(9/7)
We slept in and barely made it out in time for a lunch reservation at Marzapane, a hot new restaurant with a fantastic 3-course 30eu lunch prix fixe menu.(Many thanks to Elizabeth Minchilli for the tip) you choose between fish and meat and the whole table has to agree.
The opener was Duck Royale, shredded duck mixed with dates and apricots in a foie gras ‘sauce’. Slightly sweet, the richness of the duck was absurdly complimented by the fruits.
A carbonara followed: deeply eggy and rich I was glad it was such a small portion.
Nomad beef was the main. The chef took a cut of beef, marinated it in in a piquant sauce, then smoked it overnight and finished it with a vinegar based (American) BBQ sauce. It was a complicated layering of flavors coming together in a gorgeously silky piece of meat.
Dessert felt like a bit much, but was also winderful. ‘Baked Apple’ came as a layered pastry of nutty mousse with an apply jelly as a base. Superb.

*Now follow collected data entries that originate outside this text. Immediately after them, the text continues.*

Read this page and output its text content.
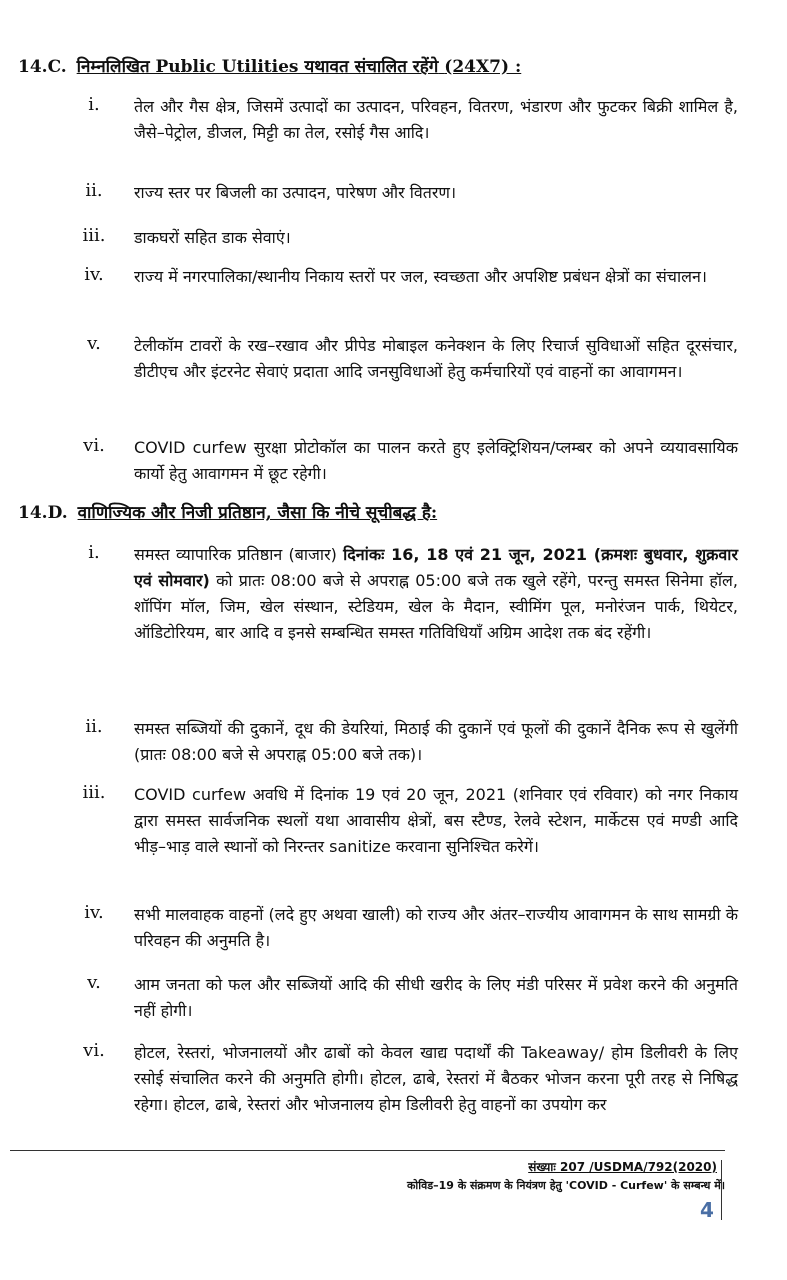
14.C. निम्नलिखित Public Utilities यथावत संचालित रहेंगे (24X7) :
i.	तेल और गैस क्षेत्र, जिसमें उत्पादों का उत्पादन, परिवहन, वितरण, भंडारण और फुटकर बिक्री शामिल है, जैसे–पेट्रोल, डीजल, मिट्टी का तेल, रसोई गैस आदि।
ii.	राज्य स्तर पर बिजली का उत्पादन, पारेषण और वितरण।
iii.	डाकघरों सहित डाक सेवाएं।
iv.	राज्य में नगरपालिका/स्थानीय निकाय स्तरों पर जल, स्वच्छता और अपशिष्ट प्रबंधन क्षेत्रों का संचालन।
v.	टेलीकॉम टावरों के रख–रखाव और प्रीपेड मोबाइल कनेक्शन के लिए रिचार्ज सुविधाओं सहित दूरसंचार, डीटीएच और इंटरनेट सेवाएं प्रदाता आदि जनसुविधाओं हेतु कर्मचारियों एवं वाहनों का आवागमन।
vi.	COVID curfew सुरक्षा प्रोटोकॉल का पालन करते हुए इलेक्ट्रिशियन/प्लम्बर को अपने व्ययावसायिक कार्यो हेतु आवागमन में छूट रहेगी।
14.D. वाणिज्यिक और निजी प्रतिष्ठान, जैसा कि नीचे सूचीबद्ध है:
i.	समस्त व्यापारिक प्रतिष्ठान (बाजार) दिनांकः 16, 18 एवं 21 जून, 2021 (क्रमशः बुधवार, शुक्रवार एवं सोमवार) को प्रातः 08:00 बजे से अपराह्न 05:00 बजे तक खुले रहेंगे, परन्तु समस्त सिनेमा हॉल, शॉपिंग मॉल, जिम, खेल संस्थान, स्टेडियम, खेल के मैदान, स्वीमिंग पूल, मनोरंजन पार्क, थियेटर, ऑडिटोरियम, बार आदि व इनसे सम्बन्धित समस्त गतिविधियाँ अग्रिम आदेश तक बंद रहेंगी।
ii.	समस्त सब्जियों की दुकानें, दूध की डेयरियां, मिठाई की दुकानें एवं फूलों की दुकानें दैनिक रूप से खुलेंगी (प्रातः 08:00 बजे से अपराह्न 05:00 बजे तक)।
iii.	COVID curfew अवधि में दिनांक 19 एवं 20 जून, 2021 (शनिवार एवं रविवार) को नगर निकाय द्वारा समस्त सार्वजनिक स्थलों यथा आवासीय क्षेत्रों, बस स्टैण्ड, रेलवे स्टेशन, मार्केटस एवं मण्डी आदि भीड़–भाड़ वाले स्थानों को निरन्तर sanitize करवाना सुनिश्चित करेगें।
iv.	सभी मालवाहक वाहनों (लदे हुए अथवा खाली) को राज्य और अंतर–राज्यीय आवागमन के साथ सामग्री के परिवहन की अनुमति है।
v.	आम जनता को फल और सब्जियों आदि की सीधी खरीद के लिए मंडी परिसर में प्रवेश करने की अनुमति नहीं होगी।
vi.	होटल, रेस्तरां, भोजनालयों और ढाबों को केवल खाद्य पदार्थों की Takeaway/ होम डिलीवरी के लिए रसोई संचालित करने की अनुमति होगी। होटल, ढाबे, रेस्तरां में बैठकर भोजन करना पूरी तरह से निषिद्ध रहेगा। होटल, ढाबे, रेस्तरां और भोजनालय होम डिलीवरी हेतु वाहनों का उपयोग कर
संख्याः 207 /USDMA/792(2020)
कोविड–19 के संक्रमण के नियंत्रण हेतु 'COVID - Curfew' के सम्बन्ध में।
4
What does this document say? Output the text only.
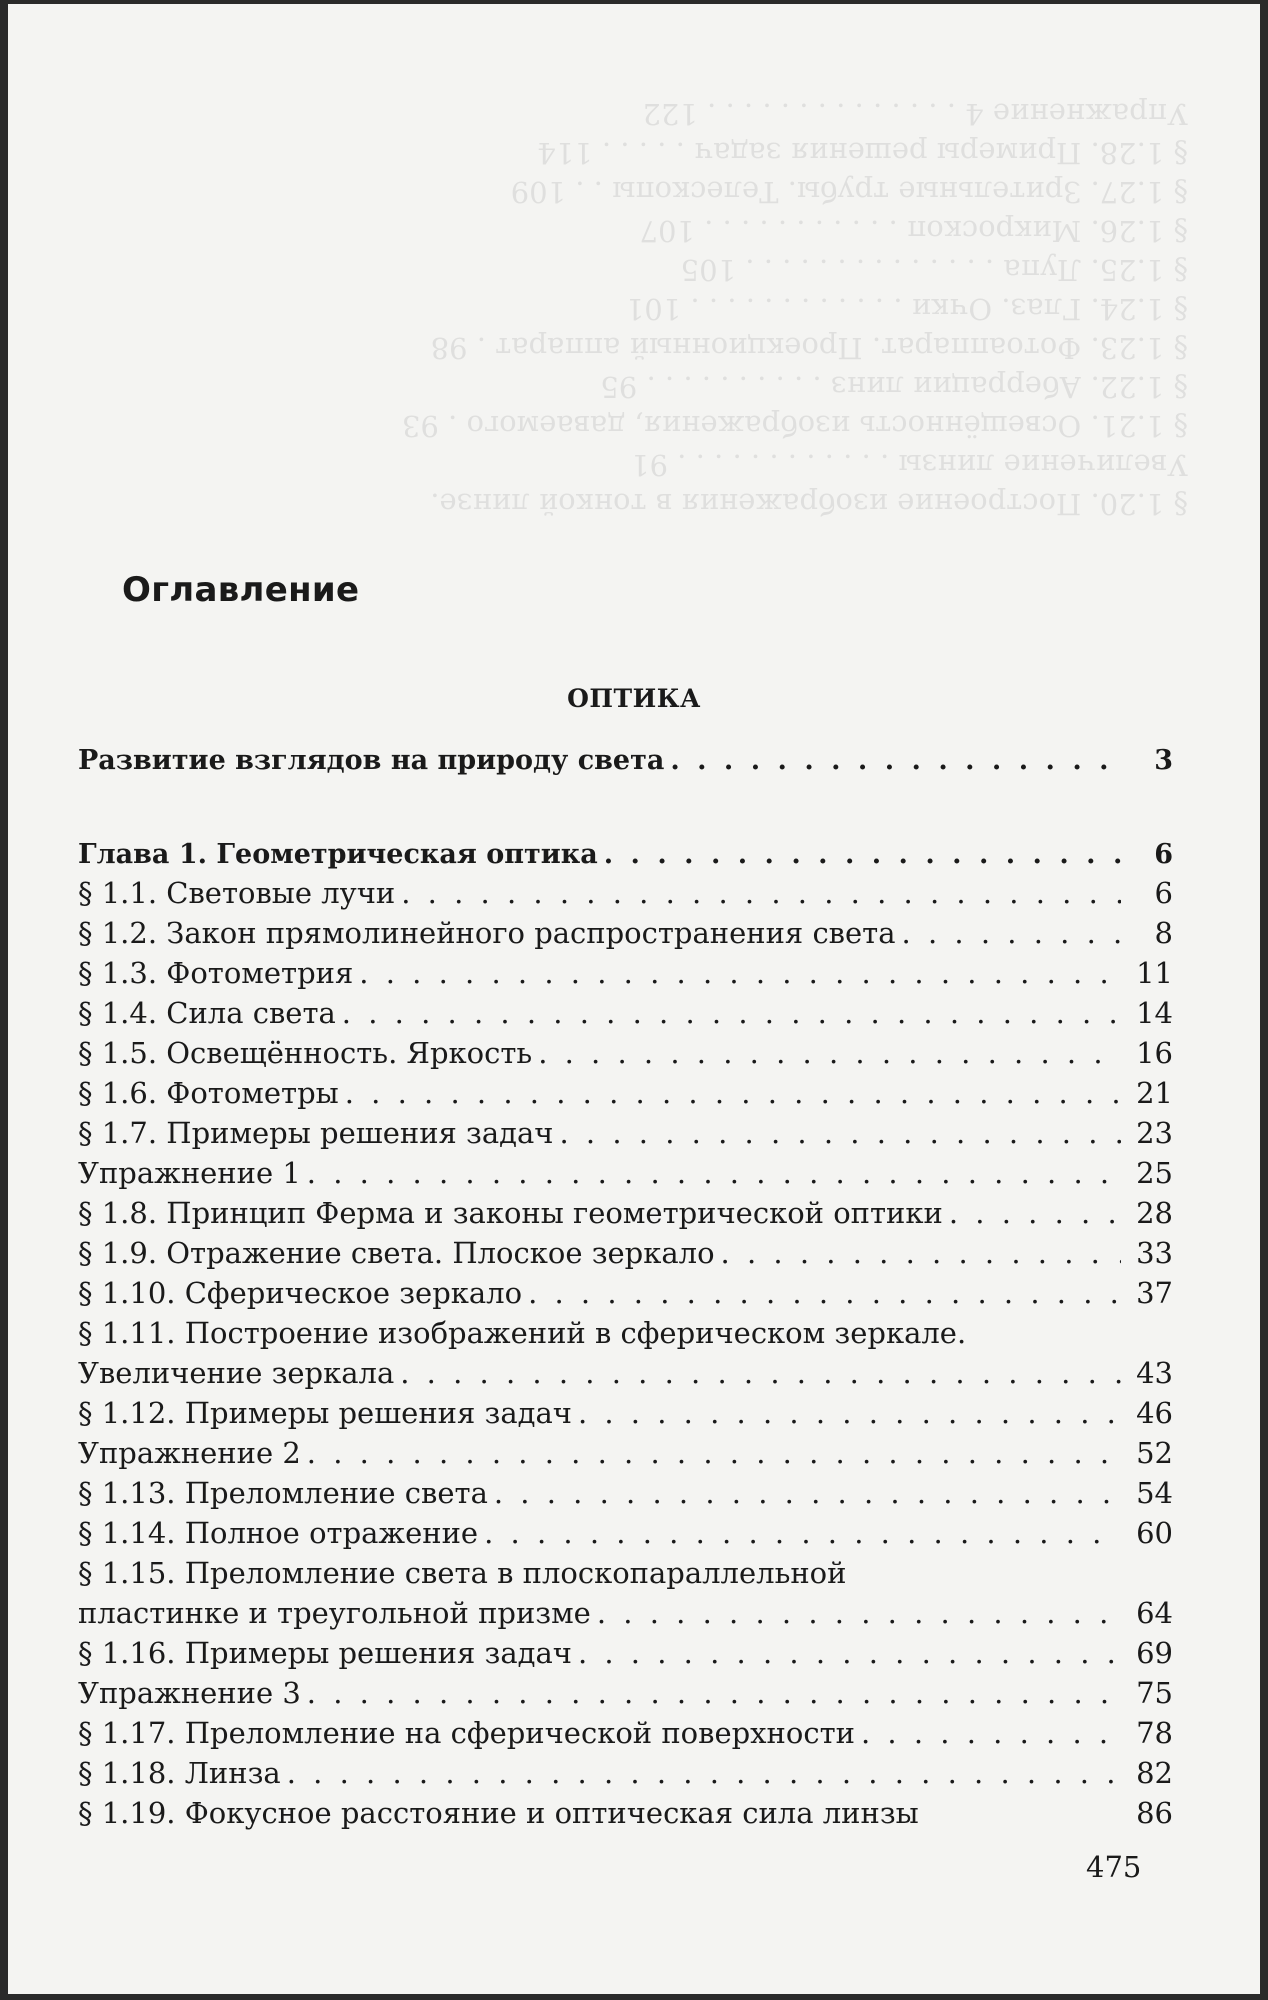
§ 1.20. Построение изображения в тонкой линзе.
Увеличение линзы . . . . . . . . . . . . 91
§ 1.21. Освещённость изображения, даваемого . 93
§ 1.22. Аберрации линз . . . . . . . . . . 95
§ 1.23. Фотоаппарат. Проекционный аппарат . 98
§ 1.24. Глаз. Очки . . . . . . . . . . . . 101
§ 1.25. Лупа . . . . . . . . . . . . . . 105
§ 1.26. Микроскоп . . . . . . . . . . . 107
§ 1.27. Зрительные трубы. Телескопы . . 109
§ 1.28. Примеры решения задач . . . . . 114
Упражнение 4 . . . . . . . . . . . . . . 122
Оглавление
ОПТИКА
Развитие взглядов на природу света . . .	3
Глава 1. Геометрическая оптика . . .	6
§ 1.1. Световые лучи . . .	6
§ 1.2. Закон прямолинейного распространения света . . .	8
§ 1.3. Фотометрия . . .	11
§ 1.4. Сила света . . .	14
§ 1.5. Освещённость. Яркость . . .	16
§ 1.6. Фотометры . . .	21
§ 1.7. Примеры решения задач . . .	23
Упражнение 1 . . .	25
§ 1.8. Принцип Ферма и законы геометрической оптики . . .	28
§ 1.9. Отражение света. Плоское зеркало . . .	33
§ 1.10. Сферическое зеркало . . .	37
§ 1.11. Построение изображений в сферическом зеркале.
Увеличение зеркала . . .	43
§ 1.12. Примеры решения задач . . .	46
Упражнение 2 . . .	52
§ 1.13. Преломление света . . .	54
§ 1.14. Полное отражение . . .	60
§ 1.15. Преломление света в плоскопараллельной
пластинке и треугольной призме . . .	64
§ 1.16. Примеры решения задач . . .	69
Упражнение 3 . . .	75
§ 1.17. Преломление на сферической поверхности . . .	78
§ 1.18. Линза . . .	82
§ 1.19. Фокусное расстояние и оптическая сила линзы	86
475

Thank goodness we had a nice long walk to the Diocletian Baths.
The Baths are massive buildings, recently further excavated and restored and opened to the public. Built in 298-305 AD, they held up to 3000 (yes, thousand) people in a variety of pools, gymnasiums, and patios. In the 1560s the buildings were turned into a basilica and Michelangelo designed a church using two of the pool structures.
After that we walked across the plaza to the Palazzo Massimo. This building houses a superb collection of Classical art and we loved it. There are a ton of exquisitely detailed and complicated mosaics.
and frescoes
including the incredible Villa of Livia
Also of note is the statue of Hermaphrodite
Dinner was a nice walk across the Tiber to L’Orso 80, a quirky tasty restaurant. The house wine is 2eu for a ‘heavy’ pour and the walls are decorated with artwork from a variety of past patrons. (No Dalis or Picassos, but I’ll bet a number of the artists went on to fame.) Here I had a lovely Taglioni with seafood and J. had the sliced beef.